Background: Camellia taliensis is one of the most important wild relatives of cultivated tea tree, C. sinensis. The species extensively occupies mountainous habitats representing a wide-range abiotic tolerance and biotic resistance and thus harbors valuable gene resources that may greatly benefit genetic improvement of cultivated tea tree. However, owning to a large genome size of ~3 Gb and structurally complex genome, there are fairly limited genetic information and particularly few genomic resources publicly available for this species. To better understand the key pathways determining tea flavor and enhance tea tree breeding programs, we performed a high-throughput transcriptome sequencing for C. taliensis.

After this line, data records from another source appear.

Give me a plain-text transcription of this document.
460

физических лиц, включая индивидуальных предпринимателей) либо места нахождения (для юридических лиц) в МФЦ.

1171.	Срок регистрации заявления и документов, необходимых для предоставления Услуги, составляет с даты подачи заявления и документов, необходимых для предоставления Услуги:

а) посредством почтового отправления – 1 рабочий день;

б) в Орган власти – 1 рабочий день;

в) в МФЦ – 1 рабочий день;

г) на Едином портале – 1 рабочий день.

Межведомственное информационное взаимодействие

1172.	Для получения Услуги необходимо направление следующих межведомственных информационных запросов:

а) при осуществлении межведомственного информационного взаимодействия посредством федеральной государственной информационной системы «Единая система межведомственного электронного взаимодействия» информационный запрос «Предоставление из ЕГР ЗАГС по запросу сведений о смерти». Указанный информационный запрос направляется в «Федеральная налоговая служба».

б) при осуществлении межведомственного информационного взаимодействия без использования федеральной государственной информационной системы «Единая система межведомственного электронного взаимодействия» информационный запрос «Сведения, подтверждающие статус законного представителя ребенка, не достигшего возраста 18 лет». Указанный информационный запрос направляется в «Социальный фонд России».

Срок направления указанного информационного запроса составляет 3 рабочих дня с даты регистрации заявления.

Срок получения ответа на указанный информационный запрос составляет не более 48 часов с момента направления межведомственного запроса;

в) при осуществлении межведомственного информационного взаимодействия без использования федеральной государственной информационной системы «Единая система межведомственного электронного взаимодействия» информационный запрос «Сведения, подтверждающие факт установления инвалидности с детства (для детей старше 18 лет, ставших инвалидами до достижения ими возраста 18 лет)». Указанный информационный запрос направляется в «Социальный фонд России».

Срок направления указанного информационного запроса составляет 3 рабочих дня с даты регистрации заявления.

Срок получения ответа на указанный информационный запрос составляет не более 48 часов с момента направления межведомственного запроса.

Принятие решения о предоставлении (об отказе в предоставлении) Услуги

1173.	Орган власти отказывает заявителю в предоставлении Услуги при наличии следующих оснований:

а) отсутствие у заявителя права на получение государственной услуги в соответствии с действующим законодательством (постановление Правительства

Results: In this study, approximate 241.5 million high-quality paired-end reads, accounting for ~24 Gb of sequence data, were generated from tender shoots, young leaves, flower buds and flowers using Illumina HiSeq 2000 platform. De novo assembly with further processing and filtering yielded a set of 67,923 transcripts with an average length of 685 bp and an N50 of 995 bp. Based on sequence similarity searches against public databases, a total of 39,475 transcripts were annotated with gene descriptions, conserved protein domains or gene ontology (GO) terms. Candidate genes for major metabolic pathways involved in tea quality were identified and experimentally validated using RT-qPCR. Further gene expression profiles showed that they are differentially regulated at different developmental stages. To gain insights into the evolution of these genes, we aligned them to the previously cloned orthologous genes in C. sinensis, and found that considerable nucleotide variation within several genes involved in important secondary metabolic biosynthesis pathways, of which flavone synthase II gene (FNSII) is the most variable between these two species. Moreover, comparative analyses revealed that C. taliensis shows a remarkable expansion of LEA genes, compared to C. sinensis, which might contribute to the observed stronger stress resistance of C. taliensis.
Conclusion: We reported the first large-coverage transcriptome datasets for C. taliensis using the next-generation sequencing technology. Such comprehensive EST datasets provide an unprecedented opportunity for identifying genes involved in several major metabolic pathways and will accelerate functional genomic studies and genetic improvement efforts of tea trees in the future.